Eighty-two bodies are recovered from the wreckage of a passenger train near Barbecena, Minas Gerais, Brazil. The train, pulling wooden coaches, collided with a freight train, derailed, and burned. It was carrying Boy Scouts as well as laborers.
Declaring that the $25,000,000 credit to China by the United States Export-Import bank can only serve to prolong the suffering of the Chinese people, Foreign Minister Hachiro Arita expressed regret today that the United States, “which up to now has shown discretion in understanding the Far Eastern problem,” has decided to help Generalissimo Chiang Kai-shek. Arita said that although the credit may be for the purpose of promoting trade, it cannot but lead to prolongation of hostilities and cause inconvenience to third powers and suffering to the Chinese people. “The American credit is inopportune, to say the least, and regrettable,” Arita declared. “If, as American newspapers state, it is a political gesture against Japan I think there could be nothing more dangerous. The Japanese people may regard the credit as intended for economic pressure by a powerful economic unit and this will undoubtedly have a bad effect. Personally, I do not wish to regard the loan as a political gesture against Japanese activities.”
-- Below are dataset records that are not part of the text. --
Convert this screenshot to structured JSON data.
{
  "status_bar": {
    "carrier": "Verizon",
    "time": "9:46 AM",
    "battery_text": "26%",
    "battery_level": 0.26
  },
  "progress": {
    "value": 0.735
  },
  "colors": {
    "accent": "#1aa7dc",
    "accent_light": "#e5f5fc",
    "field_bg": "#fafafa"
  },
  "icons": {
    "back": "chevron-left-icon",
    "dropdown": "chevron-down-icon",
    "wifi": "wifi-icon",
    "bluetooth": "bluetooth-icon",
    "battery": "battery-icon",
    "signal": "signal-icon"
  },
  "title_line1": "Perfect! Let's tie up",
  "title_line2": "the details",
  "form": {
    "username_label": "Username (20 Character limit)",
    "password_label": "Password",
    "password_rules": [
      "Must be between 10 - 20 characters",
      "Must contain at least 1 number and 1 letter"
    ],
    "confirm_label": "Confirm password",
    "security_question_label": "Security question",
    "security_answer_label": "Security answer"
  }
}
Dow Jones Industrial Average: 150.38 (+0.02).
Born:
Jay Arnette, NBA shooting guard and point guard (Cincinnati Royals), in Austin, Texas.
Died:
Stephen Warfield Gambrill, 65, American politician (Member of the U.S. House of Representatives from Maryland).
Naval Construction:
The U.S. Navy Benson-class destroyers USS Madison (DD-425) and USS Lansdale (DD-426) are laid down by the Boston Navy Yard (Boston, Massachusetts, U.S.A.).